During his 35-year career, Morgan has held leadership responsibilities in nearly every major U.S. power market. Most recently, he had been serving as a consultant for Former TCEH's first-lien creditors. Prior to that, he was an operating partner at Energy Capital Partners, a private equity firm focused on investing in North America's energy infrastructure. Earlier in his career, Morgan served as the president and CEO of both EquiPower Resources Corp. and FirstLight Power Resources, Inc. He recently served as a director of Summit Midstream Partners and has held leadership positions at NRG Energy, Mirant Corporation, Reliant Energy and BP Amoco.

TXU Energy CEO James (Jim) A. Burke was named Executive Vice President and Chief Operating Officer by TCEH Corp.

Stephanie Zapata Moore was named Executive Vice President and General Counsel, and Terry L. Nutt was named Senior Vice President and Controller, by TCEH Corp.

"TCEH Corp. emerges from the restructuring process with a superb integrated business," said Morgan. "This includes TXU Energy and Luminant – both of which are competitive, well-resourced and positioned for continued operational excellence in the growing Texas market with a strong balance sheet and the potential for stable earnings and significant cash generation. This outcome would not have been possible without the support of key stakeholders, including the company's valued people, customers and business partners. So while industry conditions remain challenging – and we must continue to adapt accordingly – the long-term potential of our integrated business, combining an innovative, customer-focused retail business with a safe, reliable, cost-effective generation company, is extremely powerful."

TCEH Corp. consists of Texas' largest electric power generator, Luminant, and TXU Energy, a competitive retail electricity provider, with almost 17,000 megawatts of generation and 1.7 million retail customers, respectively.
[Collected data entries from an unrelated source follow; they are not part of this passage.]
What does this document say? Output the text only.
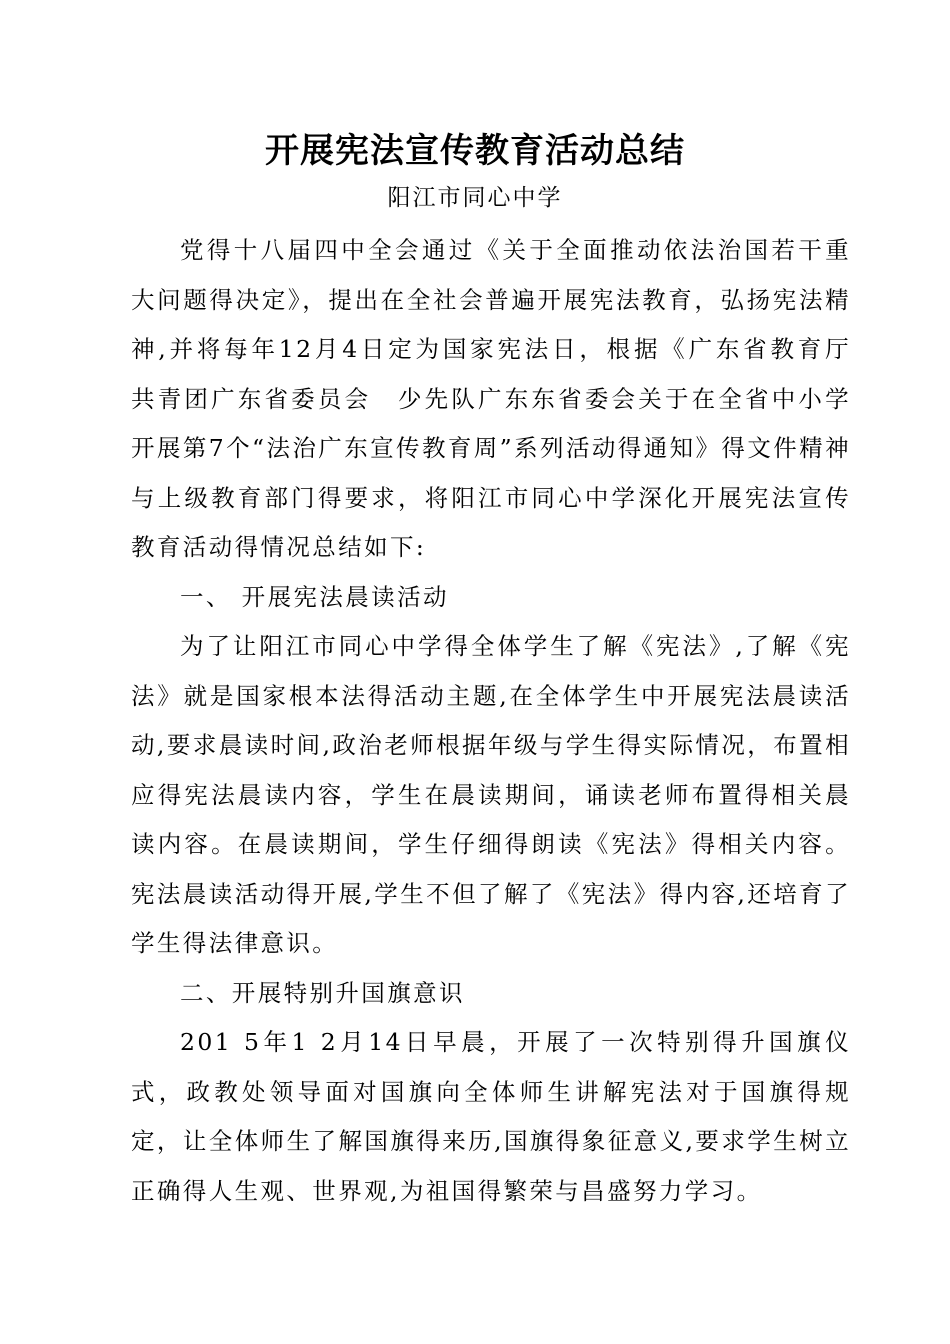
开展宪法宣传教育活动总结
阳江市同心中学

党得十八届四中全会通过《关于全面推动依法治国若干重大问题得决定》，提出在全社会普遍开展宪法教育，弘扬宪法精神,并将每年12月4日定为国家宪法日，根据《广东省教育厅　共青团广东省委员会　少先队广东东省委会关于在全省中小学开展第7个“法治广东宣传教育周”系列活动得通知》得文件精神与上级教育部门得要求，将阳江市同心中学深化开展宪法宣传教育活动得情况总结如下:

一、 开展宪法晨读活动

为了让阳江市同心中学得全体学生了解《宪法》,了解《宪法》就是国家根本法得活动主题,在全体学生中开展宪法晨读活动,要求晨读时间,政治老师根据年级与学生得实际情况，布置相应得宪法晨读内容，学生在晨读期间，诵读老师布置得相关晨读内容。在晨读期间，学生仔细得朗读《宪法》得相关内容。宪法晨读活动得开展,学生不但了解了《宪法》得内容,还培育了学生得法律意识。

二、开展特别升国旗意识

201 5年1 2月14日早晨，开展了一次特别得升国旗仪式，政教处领导面对国旗向全体师生讲解宪法对于国旗得规定，让全体师生了解国旗得来历,国旗得象征意义,要求学生树立正确得人生观、世界观,为祖国得繁荣与昌盛努力学习。
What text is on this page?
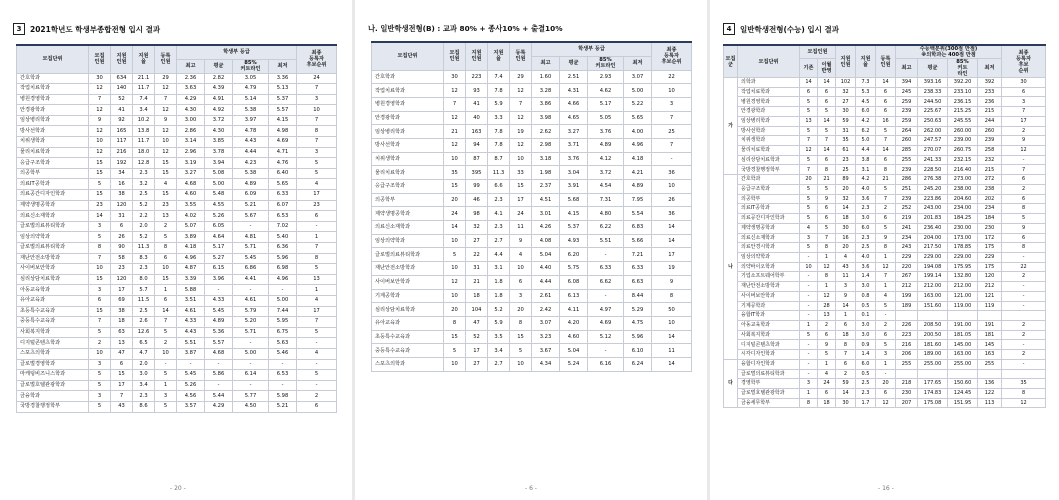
3	2021학년도 학생부종합전형 입시 결과
- 20 -
나. 일반학생전형(B) : 교과 80% + 종사10% + 출결10%
- 6 -
4	일반학생전형(수능) 입시 결과
- 16 -
모집단위	모집
인원	지원
인원	지원
율	등록
인원	학생부 등급				최종
등록자
후보순위
					최고	평균	85%
커트라인	최저	
간호학과	30	634	21.1	29	2.36	2.82	3.05	3.36	24
작업치료학과	12	140	11.7	12	3.63	4.39	4.79	5.13	7
병원경영학과	7	52	7.4	7	4.29	4.91	5.14	5.37	3
안경광학과	12	41	3.4	12	4.30	4.92	5.38	5.57	10
임상병리학과	9	92	10.2	9	3.00	3.72	3.97	4.15	7
방사선학과	12	165	13.8	12	2.86	4.30	4.78	4.98	8
치위생학과	10	117	11.7	10	3.14	3.85	4.43	4.69	7
물리치료학과	12	216	18.0	12	2.96	3.78	4.44	4.71	3
응급구조학과	15	192	12.8	15	3.19	3.94	4.23	4.76	5
의공학부	15	34	2.3	15	3.27	5.08	5.38	6.40	5
의료IT공학과	5	16	3.2	4	4.68	5.00	4.89	5.65	4
의료공간디자인학과	15	38	2.5	15	4.60	5.48	6.09	6.33	17
제약생명공학과	23	120	5.2	23	3.55	4.55	5.21	6.07	23
의료신소재학과	14	31	2.2	13	4.02	5.26	5.67	6.53	6
글로벌의료뷰티학과	3	6	2.0	2	5.07	6.05	-	7.02	-
임상의약학과	5	26	5.2	5	3.89	4.64	4.81	5.40	1
글로벌의료뷰티학과	8	90	11.3	8	4.18	5.17	5.71	6.36	7
재난안전소방학과	7	58	8.3	6	4.96	5.27	5.45	5.96	8
사이버보안학과	10	23	2.3	10	4.87	6.15	6.86	6.98	5
심리상담치료학과	15	120	8.0	15	3.39	3.96	4.41	4.96	13
아동교육학과	3	17	5.7	1	5.88	-	-	-	1
유아교육과	6	69	11.5	6	3.51	4.33	4.61	5.00	4
초등특수교육과	15	38	2.5	14	4.61	5.45	5.79	7.44	17
중등특수교육과	7	18	2.6	7	4.33	4.89	5.20	5.95	7
사회복지학과	5	63	12.6	5	4.43	5.36	5.71	6.75	5
디지털콘텐츠학과	2	13	6.5	2	5.51	5.57	-	5.63	-
스포츠의학과	10	47	4.7	10	3.87	4.68	5.00	5.46	4
글로벌경영학과	3	6	2.0	-	-	-	-	-	-
마케팅비즈니스학과	5	15	3.0	5	5.45	5.86	6.14	6.53	5
글로벌호텔관광학과	5	17	3.4	1	5.26	-	-	-	-
금융학과	3	7	2.3	3	4.56	5.44	5.77	5.98	2
국방경찰행정학부	5	43	8.6	5	3.57	4.29	4.50	5.21	6
모집단위	모집
인원	지원
인원	지원
율	등록
인원	학생부 등급				최종
등록자
후보순위
					최고	평균	85%
커트라인	최저	
간호학과	30	223	7.4	29	1.60	2.51	2.93	3.07	22
작업치료학과	12	93	7.8	12	3.28	4.31	4.62	5.00	10
병원경영학과	7	41	5.9	7	3.86	4.66	5.17	5.22	3
안경광학과	12	40	3.3	12	3.98	4.65	5.05	5.65	7
임상병리학과	21	163	7.8	19	2.62	3.27	3.76	4.00	25
방사선학과	12	94	7.8	12	2.98	3.71	4.89	4.96	7
치위생학과	10	87	8.7	10	3.18	3.76	4.12	4.18	-
물리치료학과	35	395	11.3	33	1.98	3.04	3.72	4.21	36
응급구조학과	15	99	6.6	15	2.37	3.91	4.54	4.89	10
의공학부	20	46	2.3	17	4.51	5.68	7.31	7.95	26
제약생명공학과	24	98	4.1	24	3.01	4.15	4.80	5.54	36
의료신소재학과	14	32	2.3	11	4.26	5.37	6.22	6.83	14
임상의약학과	10	27	2.7	9	4.08	4.93	5.51	5.66	14
글로벌의료뷰티학과	5	22	4.4	4	5.04	6.20	-	7.21	17
재난안전소방학과	10	31	3.1	10	4.40	5.75	6.33	6.33	19
사이버보안학과	12	21	1.8	6	4.44	6.08	6.62	6.63	9
기계공학과	10	18	1.8	3	2.61	6.13	-	8.44	8
심리상담치료학과	20	104	5.2	20	2.42	4.11	4.97	5.29	50
유아교육과	8	47	5.9	8	3.07	4.20	4.69	4.75	10
초등특수교육과	15	52	3.5	15	3.23	4.60	5.12	5.96	14
중등특수교육과	5	17	3.4	5	3.67	5.04	-	6.10	11
스포츠의학과	10	27	2.7	10	4.34	5.24	6.16	6.24	14
모집
군	모집단위	모집인원		지원
인원	지원
율	등록
인원	수능백분위(300점 만점)
※의학과는 400점 만점				최종
등록자
후보
순위
		기존	이월
반영				최고	평균	85%
커트
라인	최저	

가	의학과	14	14	102	7.3	14	394	393.16	392.20	392	30
	작업치료학과	6	6	32	5.3	6	245	238.33	233.10	233	6
	병원경영학과	5	6	27	4.5	6	259	244.50	236.15	236	3
	안경광학과	5	5	30	6.0	6	239	225.67	215.25	215	7
	임상병리학과	13	14	59	4.2	16	259	250.63	245.55	244	17
	방사선학과	5	5	31	6.2	5	264	262.00	260.00	260	2
	치위생학과	7	7	35	5.0	7	260	247.57	239.00	239	9
	물리치료학과	12	14	61	4.4	14	285	270.07	260.75	258	12
	심리상담치료학과	5	6	23	3.8	6	255	241.33	232.15	232	-
	국방경찰행정학부	7	8	25	3.1	8	239	228.50	216.40	215	7
나	간호학과	20	21	89	4.2	21	286	276.38	273.00	272	6
	응급구조학과	5	5	20	4.0	5	251	245.20	238.00	238	2
	의공학부	5	9	32	3.6	7	239	223.86	204.60	202	6
	의료IT공학과	5	6	14	2.3	2	252	243.00	234.00	234	8
	의료공간디자인학과	5	6	18	3.0	6	219	201.83	184.25	184	5
	제약생명공학과	4	5	30	6.0	5	241	236.40	230.00	230	9
	의료신소재학과	3	7	16	2.3	9	234	204.00	173.00	172	6
	의료안경시학과	5	8	20	2.5	8	243	217.50	178.85	175	8
	임상의약학과	-	1	4	4.0	1	229	229.00	229.00	229	-
	의약바이오학과	10	12	43	3.6	12	220	194.08	175.95	175	22
	기업소프트웨어학부	-	8	11	1.4	7	267	199.14	132.80	120	2
	재난안전소방학과	-	1	3	3.0	1	212	212.00	212.00	212	-
	사이버보안학과	-	12	9	0.8	4	199	163.00	121.00	121	-
	기계공학과	-	28	14	0.5	5	189	151.60	119.00	119	-
	융합IT학과	-	13	1	0.1	-					
	아동교육학과	1	2	6	3.0	2	226	208.50	191.00	191	2
	사회복지학과	5	6	18	3.0	6	223	200.50	181.05	181	2
	디지털콘텐츠학과	-	9	8	0.9	5	216	181.60	145.00	145	-
	시각디자인학과	-	5	7	1.4	3	206	189.00	163.00	163	2
다	융합디자인학과	-	1	6	6.0	1	255	255.00	255.00	255	-
	글로벌의료뷰티학과	-	4	2	0.5	-					
	경영학부	3	24	59	2.5	20	218	177.65	150.60	136	35
	글로벌호텔관광학과	1	6	14	2.3	6	230	174.83	124.45	122	8
	금융세무학부	8	18	30	1.7	12	207	175.08	151.95	113	12
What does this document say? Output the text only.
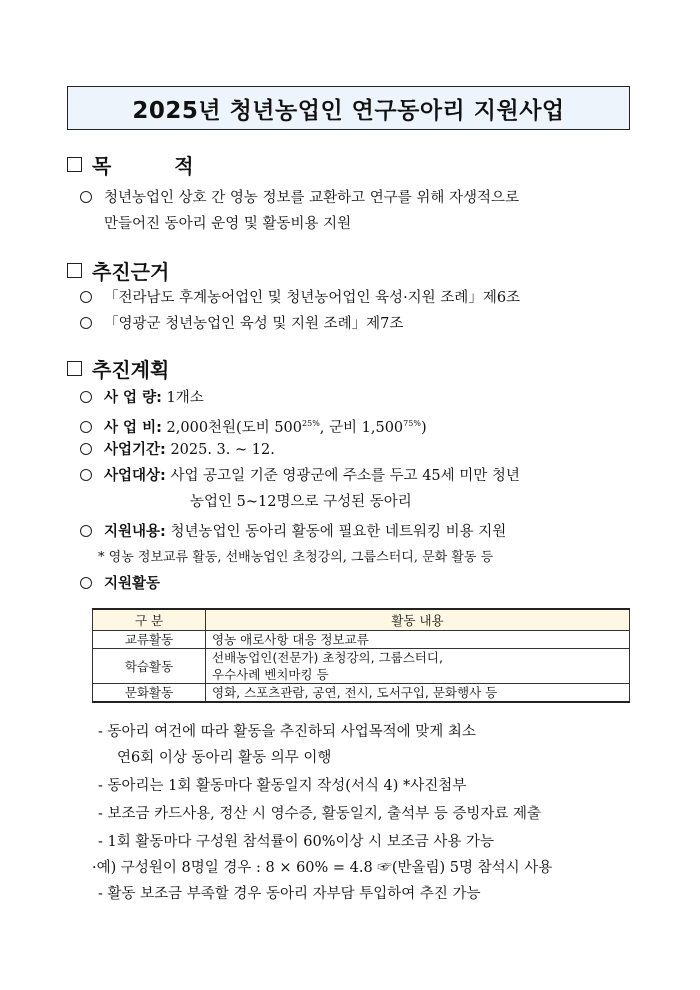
2025년 청년농업인 연구동아리 지원사업
목 적
청년농업인 상호 간 영농 정보를 교환하고 연구를 위해 자생적으로
만들어진 동아리 운영 및 활동비용 지원
추진근거
「전라남도 후계농어업인 및 청년농어업인 육성·지원 조례」제6조
「영광군 청년농업인 육성 및 지원 조례」제7조
추진계획
사 업 량: 1개소
사 업 비: 2,000천원(도비 $500^{25\%}$, 군비 $1,500^{75\%}$)
사업기간: 2025. 3. ~ 12.
사업대상: 사업 공고일 기준 영광군에 주소를 두고 45세 미만 청년
농업인 5~12명으로 구성된 동아리
지원내용: 청년농업인 동아리 활동에 필요한 네트워킹 비용 지원
* 영농 정보교류 활동, 선배농업인 초청강의, 그룹스터디, 문화 활동 등
지원활동
구 분	활동 내용
교류활동	영농 애로사항 대응 정보교류
학습활동	선배농업인(전문가) 초청강의, 그룹스터디,
우수사례 벤치마킹 등

문화활동	영화, 스포츠관람, 공연, 전시, 도서구입, 문화행사 등
- 동아리 여건에 따라 활동을 추진하되 사업목적에 맞게 최소
연6회 이상 동아리 활동 의무 이행
- 동아리는 1회 활동마다 활동일지 작성(서식 4) *사진첨부
- 보조금 카드사용, 정산 시 영수증, 활동일지, 출석부 등 증빙자료 제출
- 1회 활동마다 구성원 참석률이 60%이상 시 보조금 사용 가능
·예) 구성원이 8명일 경우 : 8 × 60% = 4.8 ☞(반올림) 5명 참석시 사용
- 활동 보조금 부족할 경우 동아리 자부담 투입하여 추진 가능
"TCEH Corp. believes this robust operating platform is now complemented by a strong balance sheet and liquidity position, as the company has eliminated more than $33 billion of debt and other obligations through the Chapter 11 restructuring process. TCEH Corp. further benefits from very low leverage relative to its peer group at 2.3 times of gross secured debt-to-EBITDA and 1.5 times on a net basis (secured debt less cash on hand), based on the projected 2016 EBITDA as disclosed to the Bankruptcy Court in connection with the reorganization proceedings," TCEH said

At emergence, the company's available liquidity position is estimated to be approximately $1.65 billion, including $750 million of undrawn net borrowings available under the company's new $4.25 billion exit financing facility.

EFH and Energy Future Intermediate Holding Company LLC, which own an indirect 80 percent equity interest in Oncor, remain in Chapter 11 and are proceeding toward confirmation and emergence on a separate, standalone schedule.